Shisheng Cui is a Professor with the School of Automation at the Beijing Institute of Technology. Dr. Cui received the B.S. degree from Tsinghua University, Beijing, China, in 2009, the M.S. degree from Stanford University, Stanford, USA, in 2011 and the Ph.D. degree from Pennsylvania State University, University Park, USA, in 2019. His current research interests lie in optimization, variational inequality problems, and inclusion problems complicated by nonsmoothness and uncertainty.
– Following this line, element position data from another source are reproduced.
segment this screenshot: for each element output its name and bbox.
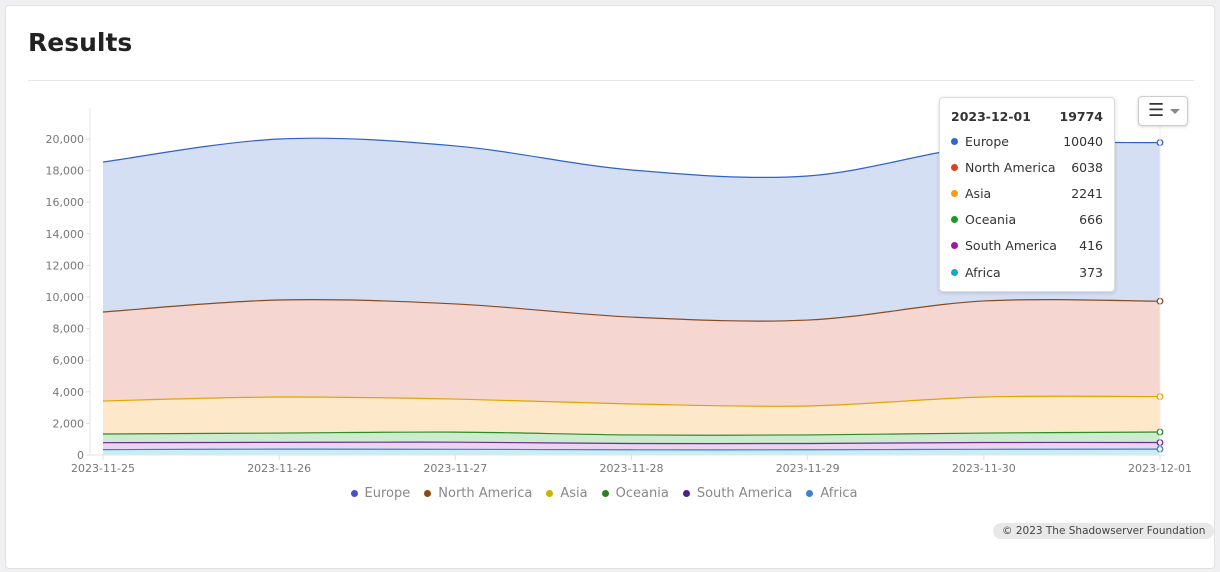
tooltip-series-name: Africa	[965, 264, 1001, 280]
series-dot-icon	[951, 242, 958, 250]
y-tick-label: 18,000	[46, 165, 85, 178]
tooltip-series-name: Oceania	[965, 212, 1017, 228]
x-tick-label: 2023-11-26	[247, 462, 311, 475]
y-tick-label: 4,000	[53, 386, 85, 399]
legend-item[interactable]: South America	[682, 486, 793, 501]
x-tick-label: 2023-11-30	[952, 462, 1016, 475]
x-tick-label: 2023-11-29	[776, 462, 840, 475]
area-asia	[103, 396, 1160, 436]
legend-label: Europe	[364, 486, 411, 501]
chart-menu-button[interactable]: ☰	[1138, 96, 1188, 126]
x-tick-label: 2023-12-01	[1128, 462, 1192, 475]
tooltip-series-value: 10040	[1063, 133, 1103, 149]
legend-item[interactable]: Oceania	[601, 486, 669, 501]
caret-down-icon	[1170, 109, 1180, 114]
line-asia	[102, 395, 1161, 407]
tooltip-series-name: Europe	[965, 133, 1009, 149]
legend-label: North America	[438, 486, 533, 501]
legend-dot-icon	[682, 490, 690, 497]
tooltip-series-name: Asia	[965, 185, 992, 201]
y-tick-label: 6,000	[53, 354, 85, 367]
series-dot-icon	[951, 189, 958, 197]
tooltip-series-value: 666	[1079, 212, 1103, 228]
line-south-america	[102, 441, 1161, 445]
legend-label: Africa	[820, 486, 858, 501]
y-tick-label: 10,000	[46, 291, 85, 304]
series-dot-icon	[951, 216, 958, 224]
tooltip-series-value: 416	[1079, 238, 1103, 254]
divider	[28, 80, 1194, 81]
y-tick-label: 16,000	[46, 196, 85, 209]
legend-item[interactable]: North America	[424, 486, 532, 501]
legend-dot-icon	[546, 490, 554, 497]
line-north-america	[102, 299, 1161, 322]
legend-label: Asia	[560, 486, 588, 501]
legend-label: Oceania	[615, 486, 669, 501]
tooltip-series-value: 2241	[1071, 185, 1103, 201]
area-europe	[103, 138, 1160, 322]
tooltip-total: 19774	[1059, 109, 1104, 124]
area-oceania	[103, 432, 1160, 444]
tooltip-row: North America 6038	[940, 154, 1114, 180]
area-north-america	[103, 299, 1160, 407]
legend-dot-icon	[601, 490, 609, 497]
page-title: Results	[28, 28, 133, 57]
tooltip-date: 2023-12-01	[951, 109, 1031, 124]
tooltip-row: South America 416	[940, 233, 1114, 259]
series-dot-icon	[951, 137, 958, 145]
tooltip-series-name: South America	[965, 238, 1057, 254]
hamburger-menu-icon: ☰	[1148, 100, 1165, 121]
y-tick-label: 8,000	[53, 323, 85, 336]
area-south-america	[103, 442, 1160, 450]
tooltip-row: Oceania 666	[940, 207, 1114, 233]
legend-item[interactable]: Asia	[546, 486, 588, 501]
chart-legend: Europe North America Asia Oceania South Amer…	[0, 486, 1208, 501]
legend-item[interactable]: Europe	[350, 486, 411, 501]
y-tick-label: 0	[77, 449, 84, 462]
tooltip-row: Europe 10040	[940, 128, 1114, 154]
y-tick-label: 12,000	[46, 259, 85, 272]
tooltip-series-value: 6038	[1071, 159, 1103, 175]
chart-tooltip: 2023-12-01 19774 Europe 10040 North America…	[939, 97, 1115, 292]
series-dot-icon	[951, 268, 958, 276]
line-africa	[102, 448, 1161, 451]
line-oceania	[102, 431, 1161, 436]
x-tick-label: 2023-11-28	[600, 462, 664, 475]
tooltip-row: Asia 2241	[940, 180, 1114, 206]
tooltip-series-name: North America	[965, 159, 1056, 175]
legend-dot-icon	[350, 490, 358, 497]
y-tick-label: 2,000	[53, 417, 85, 430]
x-tick-label: 2023-11-25	[71, 462, 135, 475]
area-africa	[103, 449, 1160, 455]
y-tick-label: 20,000	[46, 133, 85, 146]
legend-dot-icon	[806, 490, 814, 497]
tooltip-series-value: 373	[1079, 264, 1103, 280]
tooltip-row: Africa 373	[940, 259, 1114, 285]
credit-badge[interactable]: © 2023 The Shadowserver Foundation	[993, 523, 1215, 539]
legend-dot-icon	[424, 490, 432, 497]
legend-label: South America	[696, 486, 793, 501]
legend-item[interactable]: Africa	[806, 486, 857, 501]
y-tick-label: 14,000	[46, 228, 85, 241]
x-tick-label: 2023-11-27	[423, 462, 487, 475]
series-dot-icon	[951, 163, 958, 171]
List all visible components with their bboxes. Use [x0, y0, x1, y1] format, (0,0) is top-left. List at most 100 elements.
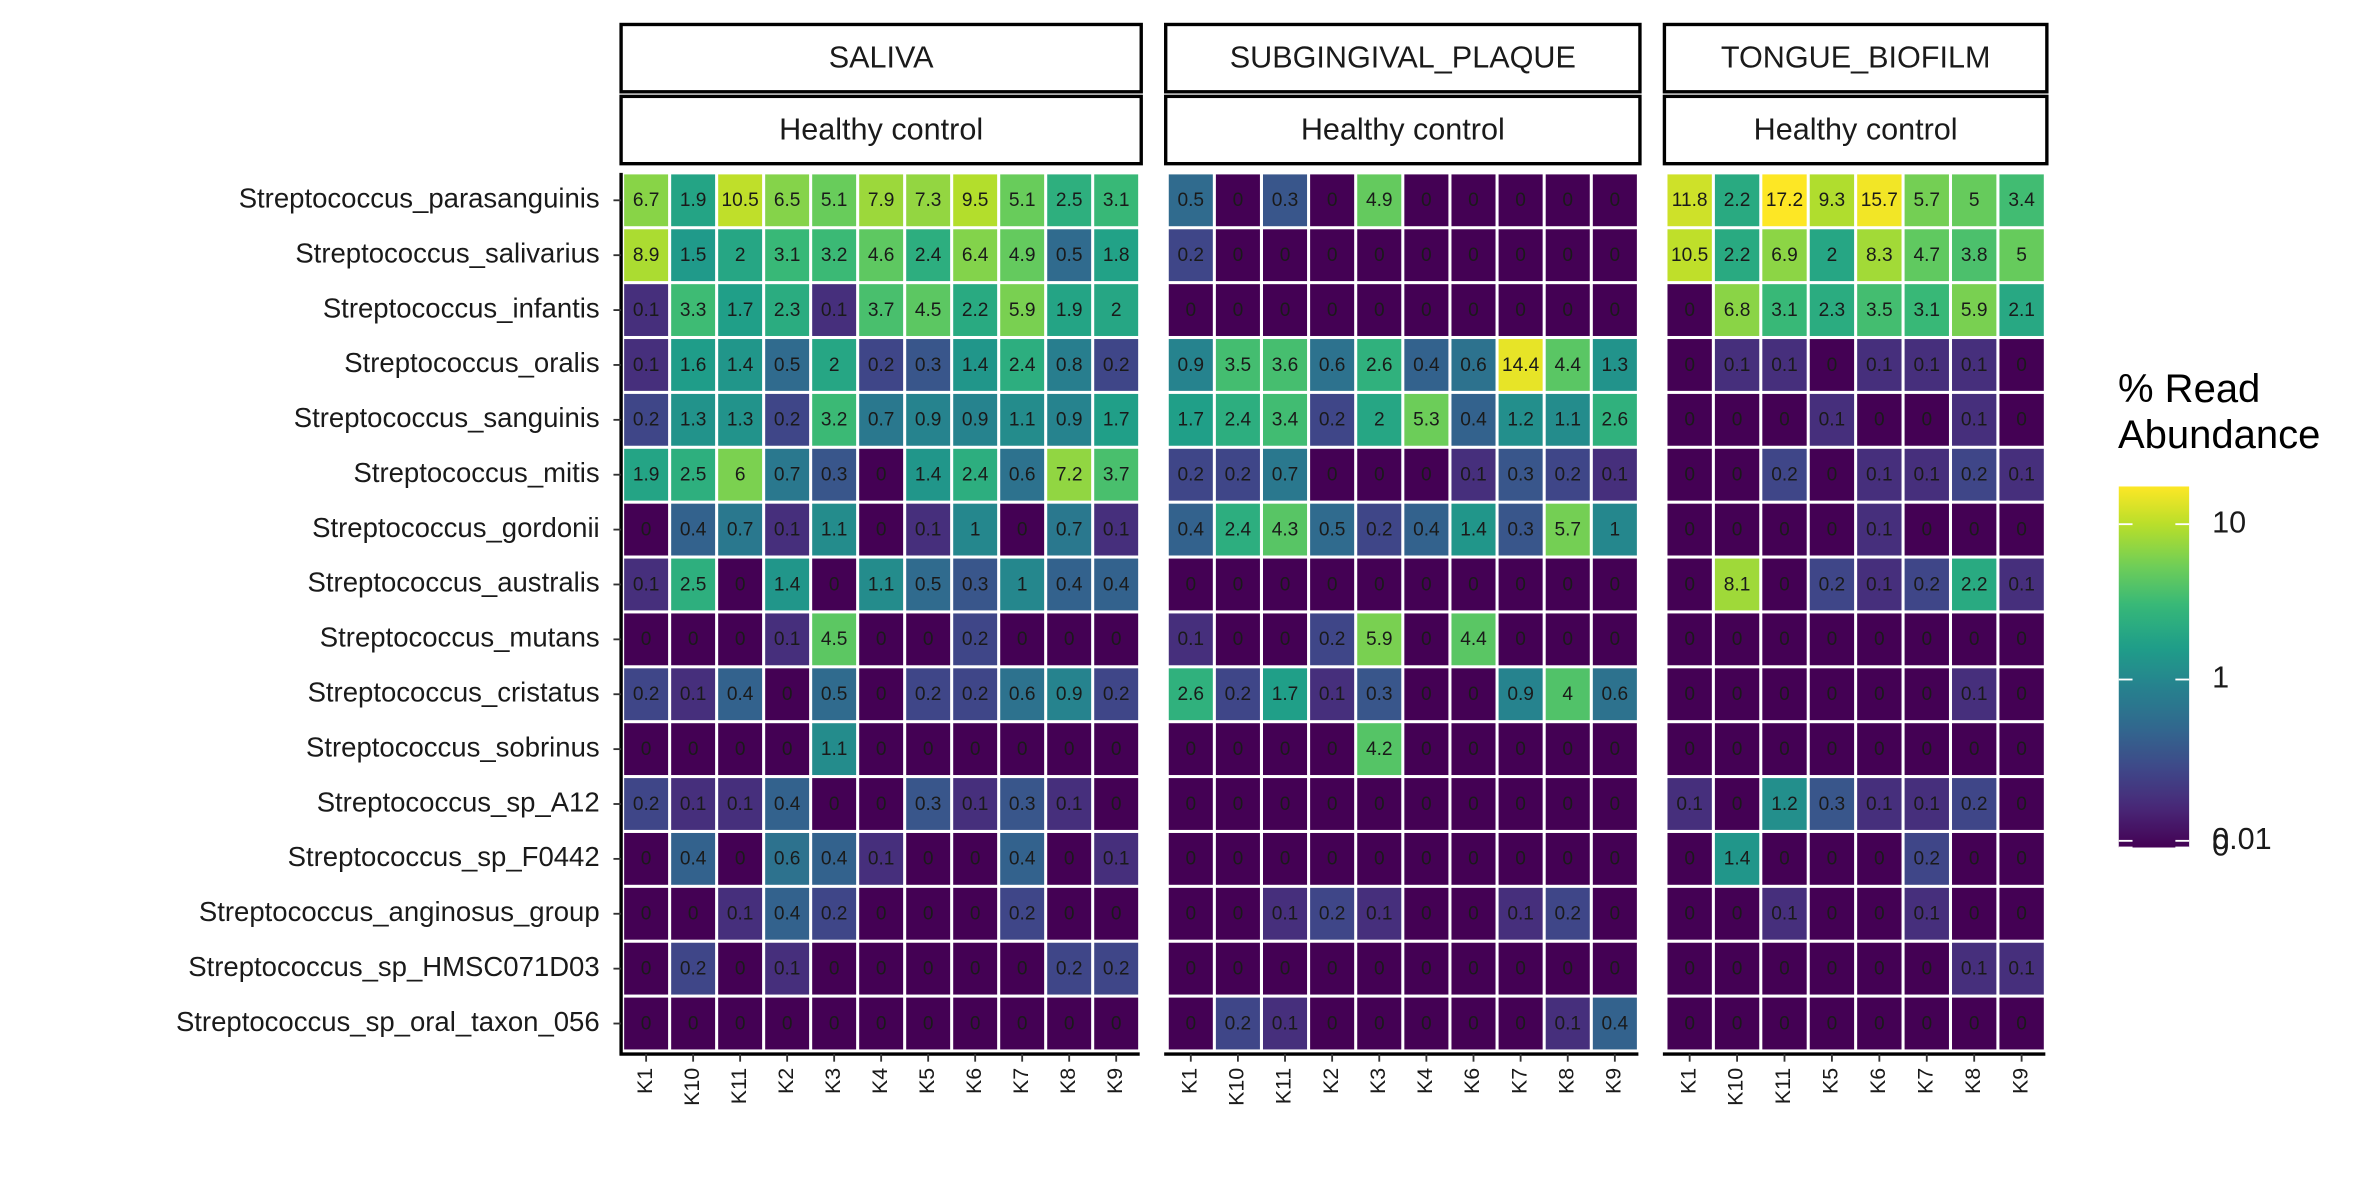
cell-label: 0	[1280, 739, 1291, 760]
cell	[1262, 284, 1308, 336]
cell-label: 0.4	[1178, 519, 1205, 540]
cell-label: 0.4	[821, 849, 848, 870]
cell	[1809, 723, 1855, 776]
cell-label: 0	[1233, 849, 1244, 870]
cell-label: 0.2	[1554, 904, 1581, 925]
cell-label: 0	[1969, 519, 1980, 540]
cell-label: 0	[1684, 355, 1695, 376]
cell-label: 0	[1562, 629, 1573, 650]
cell-label: 0.9	[1056, 410, 1083, 431]
cell-label: 0.2	[680, 958, 707, 979]
cell	[859, 174, 904, 227]
cell-label: 0	[641, 904, 652, 925]
cell	[1999, 229, 2044, 282]
cell-label: 0	[1185, 904, 1196, 925]
cell-label: 0	[1515, 958, 1526, 979]
cell	[624, 942, 669, 995]
x-tick-label: K5	[915, 1068, 939, 1094]
cell	[906, 503, 951, 556]
cell-label: 1.4	[727, 355, 754, 376]
cell	[1809, 558, 1855, 611]
cell	[624, 832, 669, 885]
cell	[1215, 174, 1260, 227]
cell	[1357, 997, 1402, 1050]
cell	[1667, 229, 1712, 282]
cell-label: 0	[1017, 1013, 1028, 1034]
cell	[812, 174, 857, 227]
cell	[671, 778, 716, 830]
cell	[1357, 174, 1402, 227]
cell-label: 0.1	[1272, 904, 1299, 925]
cell	[1404, 942, 1449, 995]
cell	[1952, 668, 1997, 721]
cell-label: 0.1	[1103, 849, 1130, 870]
cell	[1047, 503, 1092, 556]
cell	[624, 887, 669, 940]
cell	[859, 887, 904, 940]
cell-label: 0	[1421, 739, 1432, 760]
cell-label: 1.9	[1056, 300, 1083, 321]
cell-label: 4.9	[1366, 190, 1393, 211]
cell	[1451, 558, 1496, 611]
cell-label: 0	[2016, 849, 2027, 870]
cell	[1762, 284, 1807, 336]
cell	[953, 668, 998, 721]
cell	[765, 174, 810, 227]
cell	[1667, 997, 1712, 1050]
cell-label: 0.1	[1866, 794, 1893, 815]
cell-label: 2	[1374, 410, 1385, 431]
cell	[859, 832, 904, 885]
x-tick-label: K10	[1225, 1068, 1249, 1106]
cell-label: 0.1	[1056, 794, 1083, 815]
cell	[1000, 503, 1045, 556]
cell	[1357, 668, 1402, 721]
cell	[718, 284, 763, 336]
x-tick-label: K4	[868, 1068, 892, 1094]
cell-label: 0	[1421, 245, 1432, 266]
cell-label: 0	[1610, 574, 1621, 595]
cell	[624, 503, 669, 556]
cell-label: 0	[1111, 629, 1122, 650]
cell	[765, 339, 810, 391]
cell	[1215, 448, 1260, 501]
cell	[624, 558, 669, 611]
cell-label: 0	[1374, 958, 1385, 979]
cell-label: 0.8	[1056, 355, 1083, 376]
cell-label: 0	[735, 629, 746, 650]
cell-label: 0	[1421, 794, 1432, 815]
cell-label: 0.4	[774, 904, 801, 925]
cell-label: 0.2	[1178, 465, 1205, 486]
cell	[1592, 284, 1637, 336]
cell-label: 15.7	[1861, 190, 1898, 211]
cell-label: 0	[1468, 958, 1479, 979]
cell	[671, 393, 716, 446]
cell-label: 0	[1280, 849, 1291, 870]
cell	[1047, 942, 1092, 995]
cell-label: 0.1	[1724, 355, 1751, 376]
cell	[1667, 393, 1712, 446]
cell	[1714, 613, 1760, 666]
x-tick-label: K8	[1554, 1068, 1578, 1094]
cell	[1545, 339, 1590, 391]
cell-label: 0	[1921, 958, 1932, 979]
cell-label: 0	[1515, 1013, 1526, 1034]
cell-label: 0.1	[1507, 904, 1534, 925]
cell-label: 0	[1421, 849, 1432, 870]
cell	[1498, 887, 1543, 940]
cell-label: 0	[1969, 1013, 1980, 1034]
x-tick-label: K10	[680, 1068, 704, 1106]
cell-label: 6.4	[962, 245, 989, 266]
cell-label: 0.2	[774, 410, 801, 431]
cell-label: 0	[1515, 849, 1526, 870]
strip	[619, 22, 1143, 94]
cell-label: 2.4	[915, 245, 942, 266]
cell	[1168, 832, 1213, 885]
cell-label: 0.2	[1103, 958, 1130, 979]
cell	[1714, 778, 1760, 830]
cell	[1999, 284, 2044, 336]
cell	[1857, 887, 1902, 940]
cell-label: 4.4	[1460, 629, 1487, 650]
cell	[1545, 448, 1590, 501]
cell-label: 1.7	[1103, 410, 1130, 431]
cell	[1404, 558, 1449, 611]
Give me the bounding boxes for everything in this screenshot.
Xiping Hu is currently a Professor with Shenzhen MSU-BIT University, and is also with Beijing Institute of Technology, China. Dr. Hu received the PhD degree from the University of British Columbia, Vancouver, BC, Canada. Dr. Hu is the co-founder and chief scientist of Erudite Education Group Limited, Hong Kong, a leading language learning mobile application company with over 100 million users, and listed as top 2 language education platform globally. His research interests include affective computing, mobile cyber-physical systems, crowdsensing, social networks, and cloud computing. He has published more than 150 papers in the prestigious conferences and journals, such as IJCAI, AAAI, ACM MobiCom, WWW, and IEEE TPAMI/TMM/TVT/IoTJ/COMMAG.